Ellos estarán a tu lado y te ayudarán. Cuando necesites verdaderamente algo,
pídelo y ellos te complacerán. Qué así sea, por tu bondad".
Los ojos del padre no pudieron evitar que gruesas lágrimas
emanaran de ellos. Su corazón estaba tan destrozado por el dolor que ardía en
deseos de aportarle los argumentos necesarios para convencerle de que ningún
Dios permitiría que una criatura tan inocente muriese cuando fluía en él la
savia de la vida. Y fue por ello, que dirigiéndose a su hijo en tono enérgico,
le dijo:
·
No hijo, te equivocas, has debido soñarlo. ¿Cómo puede Dios
castigarme tanto?
El dolor que su padre sentía era tan amargo, que no pudo
evitar Hariel que le contagiase, y sintió tanta pena que deseó profundamente
que su padre volviera a tener fe en Dios.
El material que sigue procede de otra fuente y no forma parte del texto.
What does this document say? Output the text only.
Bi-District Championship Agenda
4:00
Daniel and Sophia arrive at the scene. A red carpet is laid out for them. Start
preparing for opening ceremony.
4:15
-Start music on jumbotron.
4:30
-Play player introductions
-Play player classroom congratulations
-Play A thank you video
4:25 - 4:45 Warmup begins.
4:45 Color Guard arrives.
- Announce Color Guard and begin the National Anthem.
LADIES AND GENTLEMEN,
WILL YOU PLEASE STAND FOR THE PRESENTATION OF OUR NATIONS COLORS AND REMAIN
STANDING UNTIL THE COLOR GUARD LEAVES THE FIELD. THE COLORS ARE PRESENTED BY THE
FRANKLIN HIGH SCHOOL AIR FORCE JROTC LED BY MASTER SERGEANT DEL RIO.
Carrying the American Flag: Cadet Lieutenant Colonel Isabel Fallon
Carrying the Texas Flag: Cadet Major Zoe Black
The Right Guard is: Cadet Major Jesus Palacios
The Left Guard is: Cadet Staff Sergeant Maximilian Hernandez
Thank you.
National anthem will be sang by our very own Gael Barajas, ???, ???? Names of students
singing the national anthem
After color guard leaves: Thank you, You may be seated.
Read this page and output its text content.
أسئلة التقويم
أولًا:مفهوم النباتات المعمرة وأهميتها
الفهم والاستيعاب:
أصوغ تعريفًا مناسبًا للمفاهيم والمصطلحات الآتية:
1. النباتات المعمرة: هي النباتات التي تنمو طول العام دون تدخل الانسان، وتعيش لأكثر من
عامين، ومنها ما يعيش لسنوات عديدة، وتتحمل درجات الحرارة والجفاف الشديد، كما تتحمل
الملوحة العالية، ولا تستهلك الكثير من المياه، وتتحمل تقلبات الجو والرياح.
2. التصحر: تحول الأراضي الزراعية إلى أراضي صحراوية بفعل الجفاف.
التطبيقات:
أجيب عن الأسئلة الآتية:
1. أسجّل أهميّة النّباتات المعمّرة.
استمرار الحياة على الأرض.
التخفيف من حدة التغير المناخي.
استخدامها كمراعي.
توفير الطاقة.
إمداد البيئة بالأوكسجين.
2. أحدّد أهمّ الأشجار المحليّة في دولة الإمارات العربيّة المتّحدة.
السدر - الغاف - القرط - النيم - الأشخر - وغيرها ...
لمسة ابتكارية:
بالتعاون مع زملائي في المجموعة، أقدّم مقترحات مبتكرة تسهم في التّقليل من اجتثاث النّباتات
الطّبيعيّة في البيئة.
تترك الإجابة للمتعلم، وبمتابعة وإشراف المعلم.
Con ese pensamiento quedó dormido, y sería a la mañana
siguiente, cuando la luz llamaría a su hogar. La fiebre que consumía la salud
del muchacho había desaparecido por completo. Y no tan solo eso, tampoco sentía
el dolor que días antes le había atormentado.
Su padre no podía creer lo que veía. Era un verdadero
milagro, y las lágrimas de nuevo invadieron sus ojos, pero en esta ocasión
tenían un motivo diferente, lloraban de alegría. Aquella explosión de felicidad
era el modo de agradecerle a Dios su acción.
Aquella mañana dejó de nevar, el sol ya despuntaba en el
cielo anunciando un DESTINO ESPERANZADOR.